7. The University may at any time (but during the lifetime of the Founder only after his consent in writing shall be first had and obtained) vary the trusts hereinbefore declared in such manner as the University may think desirable for better carrying on the Study of International History with a view to the furtherance of amity and good understanding among Nations provided that in any such case the name of Stevenson shall be retained and preserved in connection with the said trusts and that the intentions of the Founder as declared in the Preamble shall be respected.
8. When the Fund arising from the investment of the said payments of One thousand five hundred and thirty-eight pounds nine shillings and two pence shall produce an annual income more than sufficient to defray the stipend of the Professor as hereinbefore provided the University shall apply such surplus for better carrying out the desires of the Founder as set out in the Preamble more particularly by the development of a Department of International History in the University and the appointment of Assistants to the Professor.
[S.M. 1898/9, Feb. 1926.]
1. The Petrie Medal Committee offer to the University of London, on behalf of the subscribers:
(a) The original design by Mr Sydney Carline in Electrotype, and 20 bronze casts of the Petrie Medal;
(b) The sum of £75 for disposal as prescribed.

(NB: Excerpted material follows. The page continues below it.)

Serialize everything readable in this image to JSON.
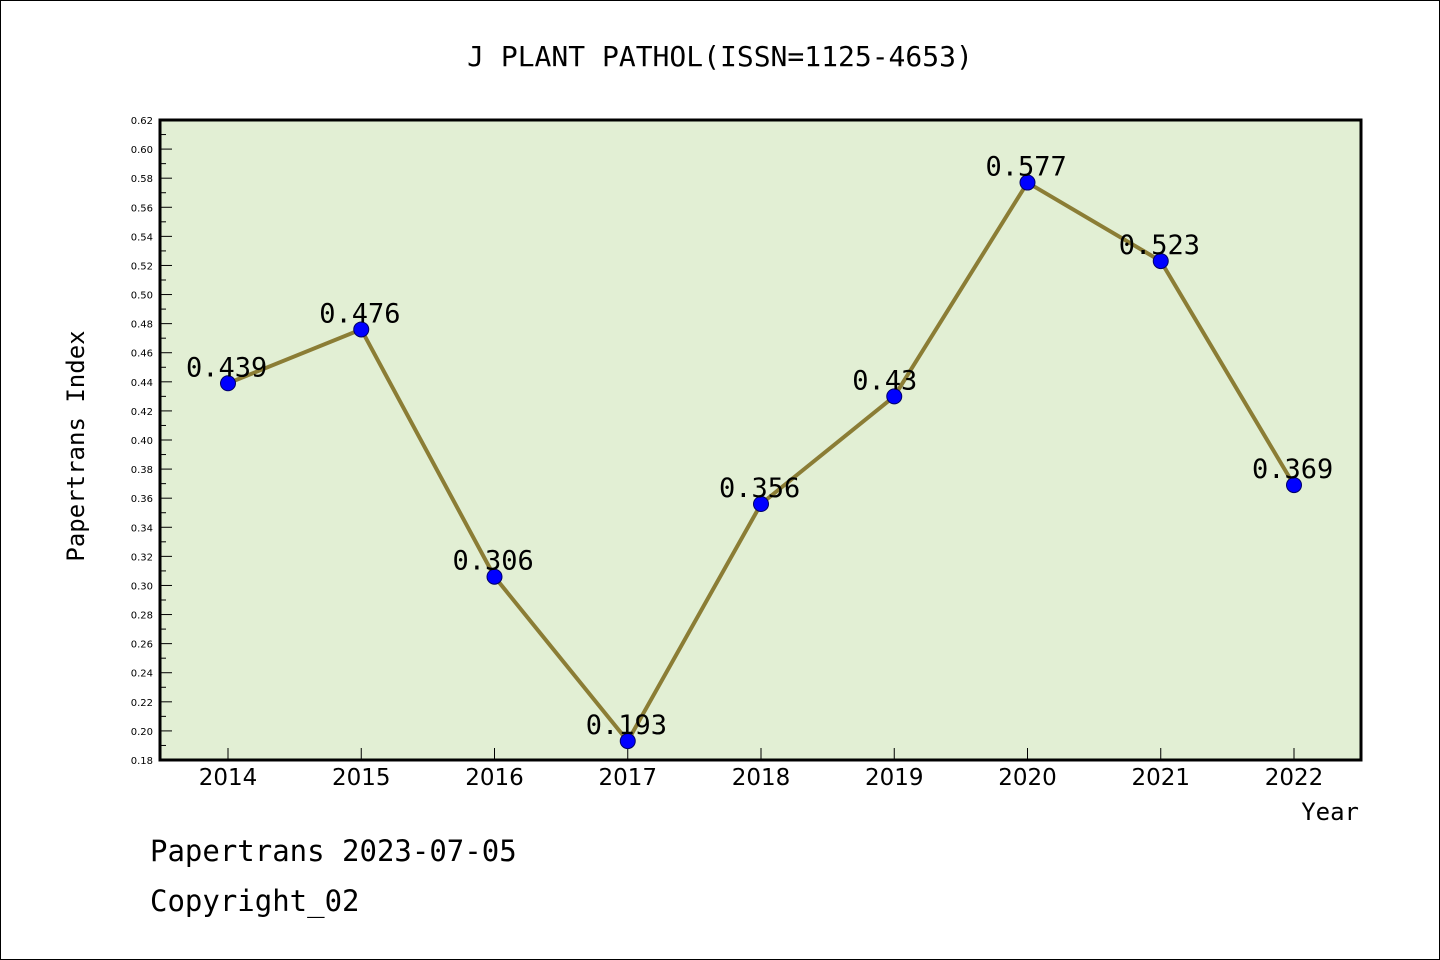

2. The Medal shall be awarded once in every three years for distinguished work in Archæology, preferably to a British subject. The award shall be made by the Senate on the recommendation of the Board of Studies in Archæology. The name of the recipient shall be engraved on the rim of the medal.
3. Out of the interest on the sum mentioned in 1 (b) the engraving of the name and any other incidental expenses, such as a case to hold the medal, shall be paid; the balance of the interest shall either be allowed to accumulate or be expended in any manner the Senate, on the recommendation of the Board of Studies in Archæology, may direct, for the promotion or recognition of work in Archæology.
4. When the 20 medals have all been awarded, the capital sum may be used for making more copies of the medal, or in any other manner the Senate, on the recommendation of the Board of Studies in Archæology, may direct, for the promotion or recognition of work in Archæology, provided always that such be associated with the name of Sir W. M. Flinders Petrie.